The moral of this stories is there are few low-anxiety options for the investor who fears volatility, uncertainty, and inflation.  Retirees looking to reinvest expiring bonds and CDs are finding few good investment options.

There remains on strategy to fall back on to help ease financial anxiety: diversification. Diversifying between equities, bonds, and cash.  Diversifying between US and foreign equity. – Diversifying between large-cap and small-cap. Diversifying between long-term and short-term debt.  Diversifying between high-quality and high-yield (junk) debt.  And, yes, even diversifying between value and growth.

Still, I choose my fears.  Inflation is number 1.  Volatility is number 2.  Fear of missing gains is number 3.  Inflation concerns and dismal interest rates are motivating me to hold more equities (via low-cost equity ETFs) than I otherwise would.

bond funds, bonds, finance blog, funds, money

US Debt Ceiling… Sky’s the Limit?

The current debt ceiling is set at $14.294 trillion, and according to CNN Money we are days away from reaching it.  Treasury Secretary Tim Geithner estimates he and his team can keep the US out of default until early August.

I appreciate the increased attention on the US nation debt.  My concern is the the US is beginning to flirt with danger:  increasing risk of a debt crisis.   US debt is a fair ways removed from the debt crises of the PIIGS (Portugal, Italy, Ireland, Greece, and Spain).  However, the current trend of debt as a percentage of GDP is ominous.

A US debt crisis would look a bit different from that of the PIIGS because the US is not bound to a multi-country currency like the Euro.  Devaluation of the USD is likely to be a component of (or reaction to) a US debt crisis.  So are austerity and tax increases.
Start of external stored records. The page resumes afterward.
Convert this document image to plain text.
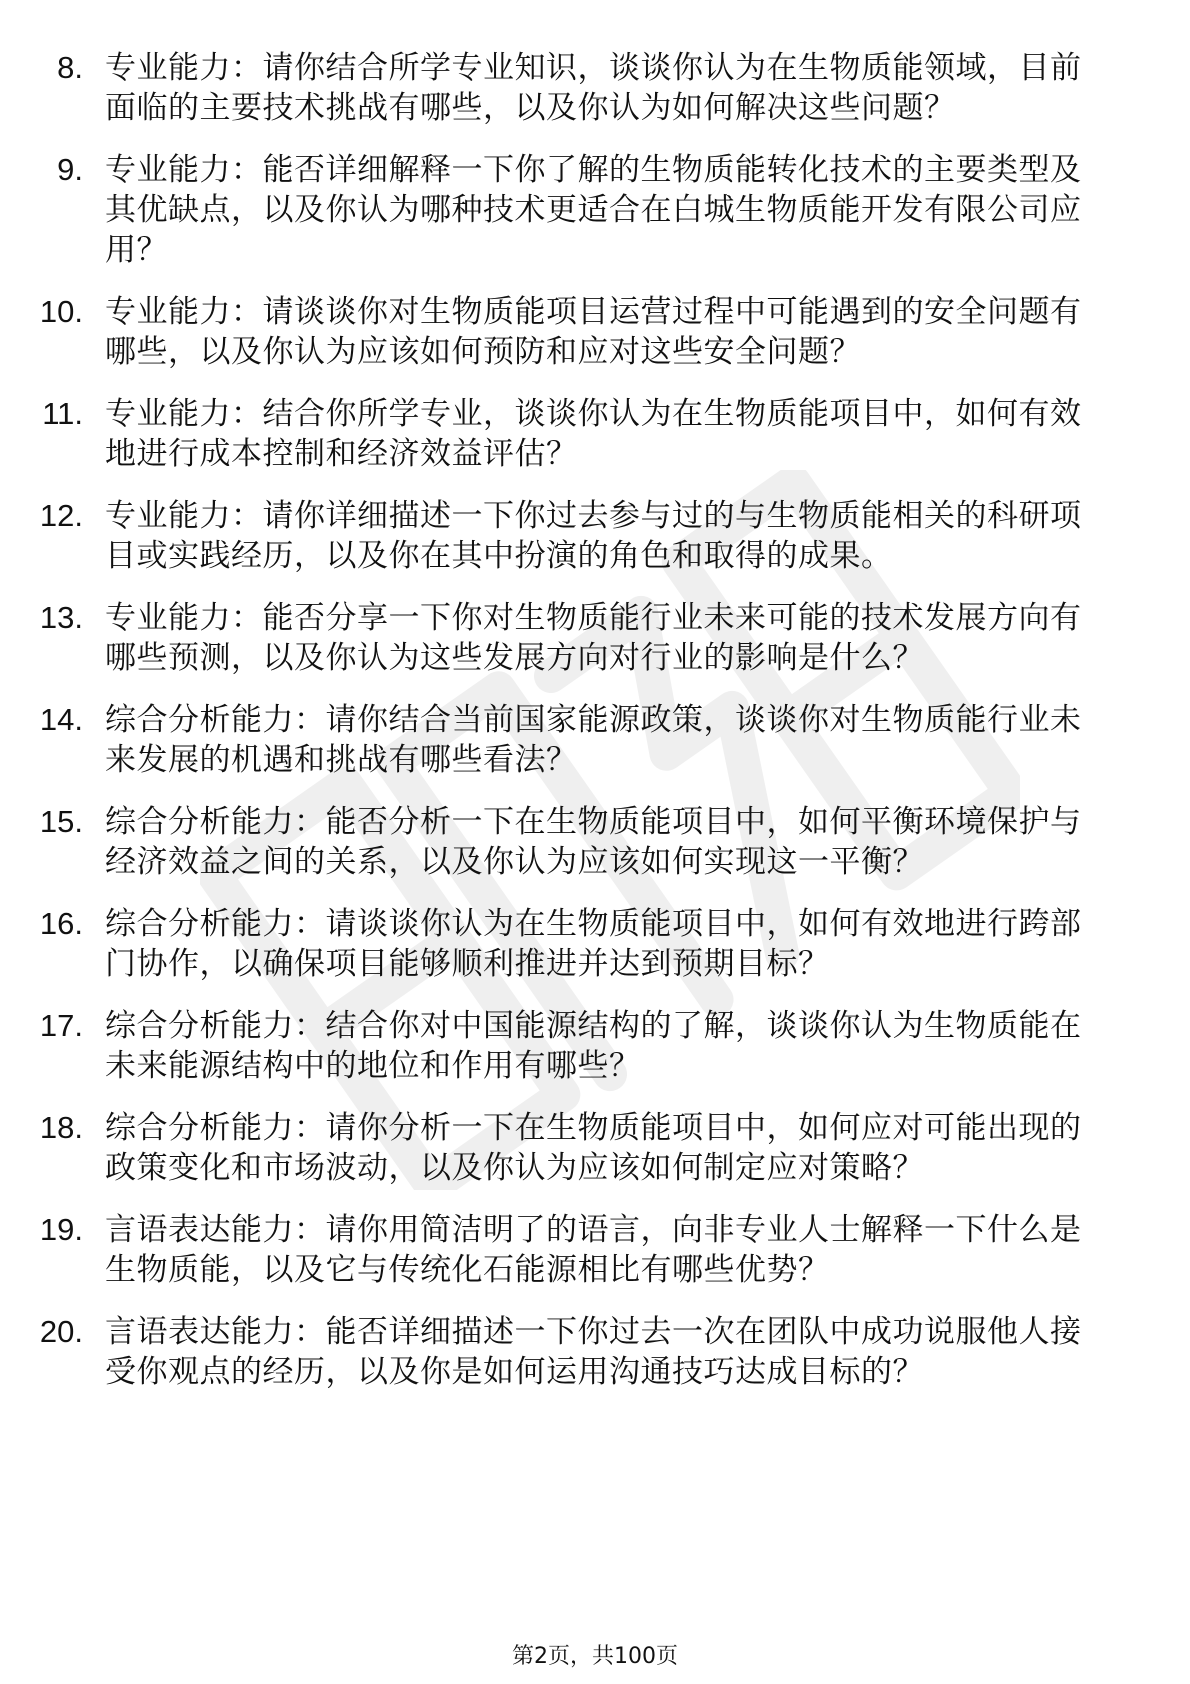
8. 专业能力：请你结合所学专业知识，谈谈你认为在生物质能领域，目前面临的主要技术挑战有哪些，以及你认为如何解决这些问题？
9. 专业能力：能否详细解释一下你了解的生物质能转化技术的主要类型及其优缺点，以及你认为哪种技术更适合在白城生物质能开发有限公司应用？
10. 专业能力：请谈谈你对生物质能项目运营过程中可能遇到的安全问题有哪些，以及你认为应该如何预防和应对这些安全问题？
11. 专业能力：结合你所学专业，谈谈你认为在生物质能项目中，如何有效地进行成本控制和经济效益评估？
12. 专业能力：请你详细描述一下你过去参与过的与生物质能相关的科研项目或实践经历，以及你在其中扮演的角色和取得的成果。
13. 专业能力：能否分享一下你对生物质能行业未来可能的技术发展方向有哪些预测，以及你认为这些发展方向对行业的影响是什么？
14. 综合分析能力：请你结合当前国家能源政策，谈谈你对生物质能行业未来发展的机遇和挑战有哪些看法？
15. 综合分析能力：能否分析一下在生物质能项目中，如何平衡环境保护与经济效益之间的关系，以及你认为应该如何实现这一平衡？
16. 综合分析能力：请谈谈你认为在生物质能项目中，如何有效地进行跨部门协作，以确保项目能够顺利推进并达到预期目标？
17. 综合分析能力：结合你对中国能源结构的了解，谈谈你认为生物质能在未来能源结构中的地位和作用有哪些？
18. 综合分析能力：请你分析一下在生物质能项目中，如何应对可能出现的政策变化和市场波动，以及你认为应该如何制定应对策略？
19. 言语表达能力：请你用简洁明了的语言，向非专业人士解释一下什么是生物质能，以及它与传统化石能源相比有哪些优势？
20. 言语表达能力：能否详细描述一下你过去一次在团队中成功说服他人接受你观点的经历，以及你是如何运用沟通技巧达成目标的？
第2页，共100页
The danger is that buyers of US debt will demand higher and higher interests rates to compensate them for taking on three key risks,  inflation, devaluation, and default.   As debt increases so do these risks.  As the US refinances debt for expiring Treasurys it does do at greater and greater costs.  As the government raises taxes to combat debt (and pay higher borrowing costs) the US economy is increasingly depressed and tax raises do not result in nearly as much federal revenue as hoped.  Eventually only austerity and devaluation (via the printing press and increases in money supply).
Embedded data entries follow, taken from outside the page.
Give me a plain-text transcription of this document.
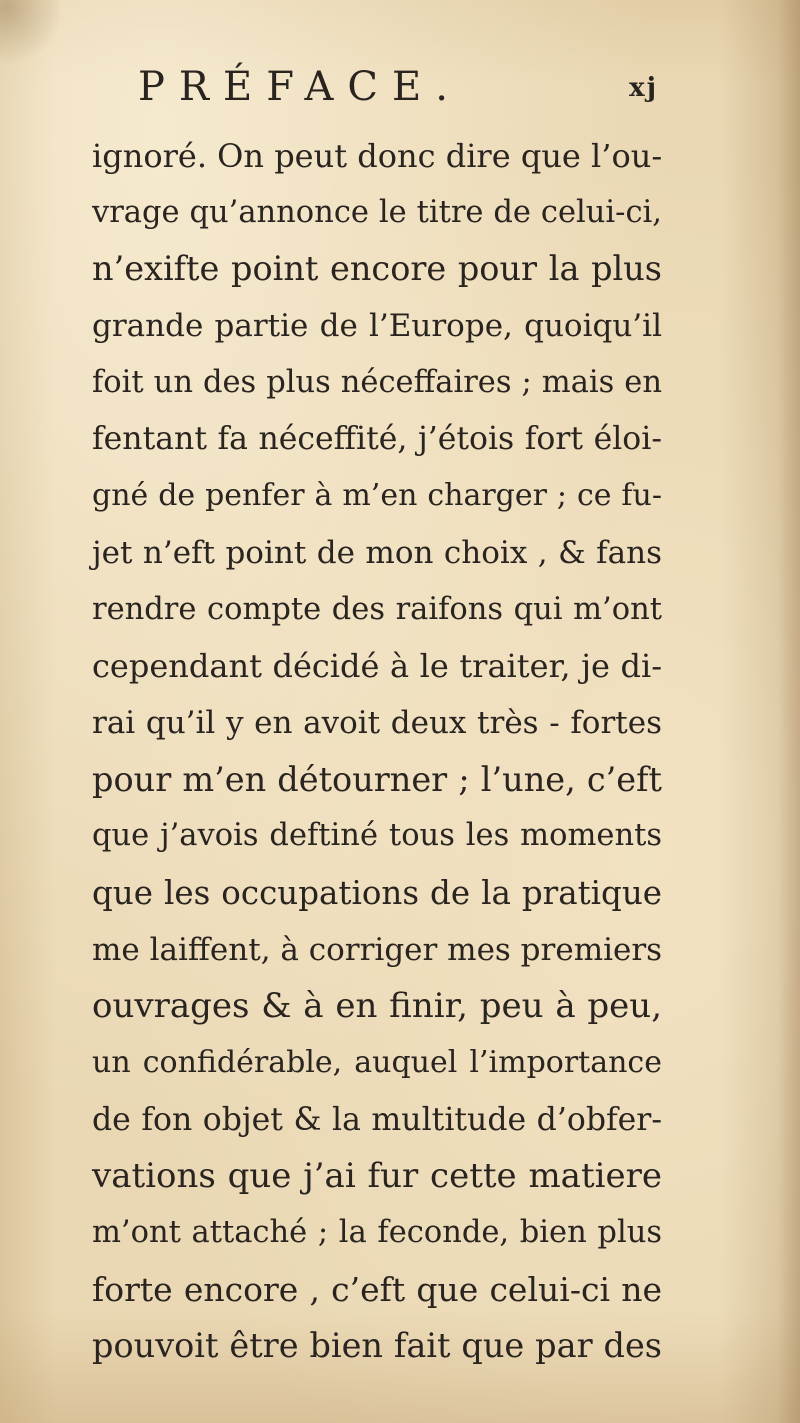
PRÉFACE.	xj
ignoré. On peut donc dire que l’ou-
vrage qu’annonce le titre de celui-ci,
n’exifte point encore pour la plus
grande partie de l’Europe, quoiqu’il
foit un des plus néceffaires ; mais en
fentant fa néceffité, j’étois fort éloi-
gné de penfer à m’en charger ; ce fu-
jet n’eft point de mon choix , & fans
rendre compte des raifons qui m’ont
cependant décidé à le traiter, je di-
rai qu’il y en avoit deux très - fortes
pour m’en détourner ; l’une, c’eft
que j’avois deftiné tous les moments
que les occupations de la pratique
me laiffent, à corriger mes premiers
ouvrages & à en finir, peu à peu,
un confidérable, auquel l’importance
de fon objet & la multitude d’obfer-
vations que j’ai fur cette matiere
m’ont attaché ; la feconde, bien plus
forte encore , c’eft que celui-ci ne
pouvoit être bien fait que par des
The way I see it, playing brinksmanship now with the debt ceiling in an effort to but the brakes on the US deficit is a reasonable risk.  The current trajectory of the US debt is unsustainable and reckless.  With US debt 90% of GDP and closing in fast on 100%, we are in jeopardy.  This number puts the US next to the troubled Ireland and not far from Italy as shown in this table.

It is time for Congress to get its fiscal act together.  Time is rather short.  I hope we can start making some sort of progress.